O Tribunal de Justiça decidiu que Gilmar de Lima tem direito de receber R$ 3 mil do Governo do Estado por ter sido agredido durante a rebelião da PEC (Penitenciária Estadual de Cascavel).

Acusado de matar uma criança em 2013 – a menina Rafaela Trates – o homem apanhou dos outros detentos e foi jogado do telhado da penitenciária. Segundo os advogados dele, ao perceber que Gilmar havia sobrevivido à queda, os presos ainda arremessavam objetos para tentar matá-lo.

Em primeira instância o pedido de indenização havia sido negado, em decisão dada no ano passado. A justiça havia entendido que o homem estava no espaço chamado “seguro” e não havia passado por problemas até o presídio ser tomado pelos presos. Depois da rebelião o homem recebeu a assistência médica necessária.

Na ocasião a sentença disse que “Os responsáveis para indenizar o autor pela situação dolorosa que viveu, seriam os próprios presos que fizeram a barbárie”, mas Gilmar não conseguiria identificá-los. Também foi destacado que a condenação por homicídio de uma criança e ocultação de cadáver, “não é aceita dentro da comunidade prisional, já que nos presídios há um ‘código de ética’, onde determinadas práticas criminosas não são aceitas”.

Na revisão do TJ, dada no último mês, a magistrada entendeu que as agressões ocorreram enquanto o homem estava sob custódia do Estado e há garantia constitucional de que sua integridade física seja garantida.

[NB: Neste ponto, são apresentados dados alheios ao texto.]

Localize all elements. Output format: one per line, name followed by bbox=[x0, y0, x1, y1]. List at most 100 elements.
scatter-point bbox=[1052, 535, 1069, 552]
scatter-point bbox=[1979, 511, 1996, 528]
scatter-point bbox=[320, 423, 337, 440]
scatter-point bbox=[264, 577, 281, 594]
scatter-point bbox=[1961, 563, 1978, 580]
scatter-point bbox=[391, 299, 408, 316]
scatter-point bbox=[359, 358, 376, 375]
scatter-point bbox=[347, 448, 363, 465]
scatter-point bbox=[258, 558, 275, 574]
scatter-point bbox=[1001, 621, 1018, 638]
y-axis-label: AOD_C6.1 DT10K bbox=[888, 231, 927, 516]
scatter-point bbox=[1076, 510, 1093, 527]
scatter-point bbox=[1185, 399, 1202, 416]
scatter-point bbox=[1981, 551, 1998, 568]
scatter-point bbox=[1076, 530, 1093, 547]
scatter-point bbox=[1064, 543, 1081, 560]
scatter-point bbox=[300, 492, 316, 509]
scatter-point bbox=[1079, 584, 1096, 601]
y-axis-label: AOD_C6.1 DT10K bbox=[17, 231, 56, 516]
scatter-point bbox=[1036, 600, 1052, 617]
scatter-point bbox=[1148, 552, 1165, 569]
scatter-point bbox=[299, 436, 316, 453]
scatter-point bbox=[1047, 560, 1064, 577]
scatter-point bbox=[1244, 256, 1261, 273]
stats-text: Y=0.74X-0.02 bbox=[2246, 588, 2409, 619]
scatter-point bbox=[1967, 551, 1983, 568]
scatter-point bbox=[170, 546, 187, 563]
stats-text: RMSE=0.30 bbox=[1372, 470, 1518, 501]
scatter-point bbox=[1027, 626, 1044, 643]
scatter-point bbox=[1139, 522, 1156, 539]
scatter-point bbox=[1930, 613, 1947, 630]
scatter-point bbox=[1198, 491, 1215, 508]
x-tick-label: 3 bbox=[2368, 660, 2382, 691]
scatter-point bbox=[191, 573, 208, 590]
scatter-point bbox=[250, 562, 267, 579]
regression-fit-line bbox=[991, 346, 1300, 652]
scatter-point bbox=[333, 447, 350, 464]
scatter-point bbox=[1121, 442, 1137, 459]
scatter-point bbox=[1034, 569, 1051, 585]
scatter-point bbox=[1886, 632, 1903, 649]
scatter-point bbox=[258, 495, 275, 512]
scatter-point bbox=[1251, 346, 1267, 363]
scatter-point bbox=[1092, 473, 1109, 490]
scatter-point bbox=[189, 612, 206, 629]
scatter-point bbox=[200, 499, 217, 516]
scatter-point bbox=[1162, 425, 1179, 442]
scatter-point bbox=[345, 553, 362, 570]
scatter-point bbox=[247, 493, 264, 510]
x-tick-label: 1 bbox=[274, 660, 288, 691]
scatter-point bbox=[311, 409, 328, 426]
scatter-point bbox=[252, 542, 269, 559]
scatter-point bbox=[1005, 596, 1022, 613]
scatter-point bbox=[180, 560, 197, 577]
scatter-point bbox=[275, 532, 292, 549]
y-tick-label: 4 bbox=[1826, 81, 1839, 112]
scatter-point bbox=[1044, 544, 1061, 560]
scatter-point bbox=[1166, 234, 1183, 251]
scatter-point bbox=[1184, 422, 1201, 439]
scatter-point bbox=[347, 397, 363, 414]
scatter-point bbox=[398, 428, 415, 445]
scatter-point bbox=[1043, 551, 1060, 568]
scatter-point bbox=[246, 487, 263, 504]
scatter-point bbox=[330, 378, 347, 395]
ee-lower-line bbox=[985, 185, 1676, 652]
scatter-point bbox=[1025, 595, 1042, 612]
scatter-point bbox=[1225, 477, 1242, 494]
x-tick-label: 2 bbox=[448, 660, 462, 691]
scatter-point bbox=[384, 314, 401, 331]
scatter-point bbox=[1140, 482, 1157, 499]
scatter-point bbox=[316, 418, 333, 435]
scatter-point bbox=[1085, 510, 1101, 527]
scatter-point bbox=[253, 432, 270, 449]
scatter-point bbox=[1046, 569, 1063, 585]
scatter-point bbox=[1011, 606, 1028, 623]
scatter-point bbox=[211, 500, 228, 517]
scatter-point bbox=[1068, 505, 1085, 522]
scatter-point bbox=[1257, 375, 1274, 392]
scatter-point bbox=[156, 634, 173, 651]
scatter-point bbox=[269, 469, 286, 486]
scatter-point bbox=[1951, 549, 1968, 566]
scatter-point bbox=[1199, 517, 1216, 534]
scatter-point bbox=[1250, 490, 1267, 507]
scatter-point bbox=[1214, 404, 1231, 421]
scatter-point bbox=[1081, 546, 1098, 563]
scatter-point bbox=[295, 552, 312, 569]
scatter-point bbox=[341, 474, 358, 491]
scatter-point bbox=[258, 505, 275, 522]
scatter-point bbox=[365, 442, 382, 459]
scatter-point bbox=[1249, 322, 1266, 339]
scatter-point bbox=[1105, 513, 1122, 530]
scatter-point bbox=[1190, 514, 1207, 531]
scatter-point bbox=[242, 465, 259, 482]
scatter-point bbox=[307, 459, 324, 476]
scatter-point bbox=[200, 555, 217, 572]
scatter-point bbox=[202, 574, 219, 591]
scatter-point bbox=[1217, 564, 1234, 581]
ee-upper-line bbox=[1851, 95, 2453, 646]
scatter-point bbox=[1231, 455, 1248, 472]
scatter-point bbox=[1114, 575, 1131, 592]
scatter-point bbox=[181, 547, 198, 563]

“Ainda que esteja provado que o Estado agiu, após a rebelião, da melhor forma que entendia ser possível naquele momento, o nexo de causalidade persiste uma vez que as agressões sofridas pelo autor decorreram da rebelião dentro da penitenciária custodiada pelo Estado do Paraná. A partir do momento que o preso encontra-se sob a custódia do Estado do Paraná, se este sofrer lesões que atentem contra sua integridade física e moral ferindo, portanto, o art. 5 XLIX da Constituição, o dever de indenizar existe. O fato da rebelião ter sido contida da melhor forma e o Estado do Paraná não ter sido omisso no trato da situação, não retira o nexo de causalidade existente.

Relembre o caso

Gilmar de Lima foi condenado pela morte de sua enteada Rafaela Trates, que tinha 5 anos de idade. Ele espancou a criança até a morte. O corpo da criança foi encontrado em um poço, em 2013, 30 dias depois do crime. O fato foi descoberto por um tio que estranhou a ausência da criança. A pena foi de 36 anos de prisão. A mãe da menina, Vani Trates, também foi condenada, a 40 anos de prisão.